Manual segmentation of a brain tumor from MRI images is a very time consuming method and performance is highly dependent on the experience of the physician. Therefore, automatic brain tumor segmentation from MRI images using deep learning methods enables efficient tumor detection. In this study, a CNN-based U-Net model was used for brain tumor segmentation.
In the first phase of the project, a model that performs full tumor segmentation, and in the second phase, another model that segments different areas of the tumor was successfully created. Finally, the prediction images were combined and the results were compared.
Different areas of the tumor in the segmentation images in the training data were observed by separating them from the segmentation image. These different areas of the tumor have numerical values on the segmentation images. These numerical values are 1 for Edema, 2 for Expanding Tumor, and 4 for Necrosis:
The data set contains 462 data, 335 of which are training and 127 are validation. Each data consists of four different types of images for the same image as Flair, T1, T1c and T2. In addition, there is an original segmentation image.

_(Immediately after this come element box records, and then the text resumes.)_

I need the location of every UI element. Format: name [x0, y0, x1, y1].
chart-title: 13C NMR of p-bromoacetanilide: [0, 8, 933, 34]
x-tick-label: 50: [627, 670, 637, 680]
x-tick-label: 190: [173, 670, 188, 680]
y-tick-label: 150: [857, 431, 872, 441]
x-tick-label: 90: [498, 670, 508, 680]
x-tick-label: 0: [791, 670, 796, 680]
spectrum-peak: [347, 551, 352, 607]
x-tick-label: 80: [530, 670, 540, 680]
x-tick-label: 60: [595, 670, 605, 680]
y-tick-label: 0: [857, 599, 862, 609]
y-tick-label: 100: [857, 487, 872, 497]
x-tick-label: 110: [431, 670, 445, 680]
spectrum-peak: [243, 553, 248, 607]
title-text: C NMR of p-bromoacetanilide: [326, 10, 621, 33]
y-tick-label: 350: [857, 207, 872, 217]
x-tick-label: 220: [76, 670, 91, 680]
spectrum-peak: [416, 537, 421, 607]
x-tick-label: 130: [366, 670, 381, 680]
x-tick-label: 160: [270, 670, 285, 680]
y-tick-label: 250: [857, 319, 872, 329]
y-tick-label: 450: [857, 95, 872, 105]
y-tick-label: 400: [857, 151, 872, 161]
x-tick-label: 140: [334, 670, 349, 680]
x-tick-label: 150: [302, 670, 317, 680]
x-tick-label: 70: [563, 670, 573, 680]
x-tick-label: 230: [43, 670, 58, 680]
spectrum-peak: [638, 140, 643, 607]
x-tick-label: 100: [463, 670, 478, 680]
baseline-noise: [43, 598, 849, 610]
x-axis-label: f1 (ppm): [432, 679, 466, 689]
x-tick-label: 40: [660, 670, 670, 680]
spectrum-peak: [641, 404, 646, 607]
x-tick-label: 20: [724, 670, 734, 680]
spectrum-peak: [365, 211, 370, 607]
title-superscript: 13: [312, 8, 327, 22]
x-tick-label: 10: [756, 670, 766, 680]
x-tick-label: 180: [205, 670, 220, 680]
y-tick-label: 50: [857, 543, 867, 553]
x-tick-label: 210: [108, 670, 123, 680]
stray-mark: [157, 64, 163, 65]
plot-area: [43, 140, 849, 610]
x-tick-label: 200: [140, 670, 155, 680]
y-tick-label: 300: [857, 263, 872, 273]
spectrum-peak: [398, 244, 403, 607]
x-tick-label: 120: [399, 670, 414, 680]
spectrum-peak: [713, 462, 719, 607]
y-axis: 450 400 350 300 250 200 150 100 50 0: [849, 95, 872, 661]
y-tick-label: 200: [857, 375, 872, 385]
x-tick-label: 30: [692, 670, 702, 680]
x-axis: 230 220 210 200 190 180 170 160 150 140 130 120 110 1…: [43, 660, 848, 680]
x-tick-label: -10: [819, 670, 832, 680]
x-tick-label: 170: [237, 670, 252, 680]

A total of three models with segmentation for each were used: complete tumor, enhancing tumor area, and non-edema tumor area. Each model study was carried out with 7770 pieces of data with a specific cross-section range of the images. The result image was obtained by combining the predictions of these models.
Sections of the files in each data in the data set:
To talk about the U-Net model; The created U-Net model consists of two parts: Compression and Expansion. Size reduction operation is performed on the compression path, and the size increase operation is performed on the expansion path. Each layer in these two paths consists of more than one Convolution layer and one Pooling layer. Maximum Pooling method is applied in the Pooling layer. In the second half of the model, there are Reverse Convolution layers as the size increase process will be performed. An activation function called ReLU activates the Convolution layers in the model. This function prevents the model from learning negative values.
The difference and advantage of the U-Net model from other CNN (Convolutional Neural Network) architectures is that feature maps are transferred from each layer in the compression path to each layer in the expansion path by establishing a horizontal connection. This process is called Copy and Corp. With this process, features lost by the size reduction process are regained on the Expansion path. In the U-Net architecture, features are not lost through linked copying of feature maps.
Upon examination of the results, very similar results have been obtained to the original segmentation images. The segmentation of images segmented by a radiologist can be performed automatically within seconds. A success rate of 96% was achieved for the training data and 82% for the validation data.
Examining the results, a success rate of 95.8% for full tumor and 85.7% for validation data was reached using the Dice Coef metric. For the tumor-free area, success rates of 96.9% for training and 80.22% for validation data were achieved. For the expanding tumor area, success rates of 93.2% for training and 78.4% for validation data were reached.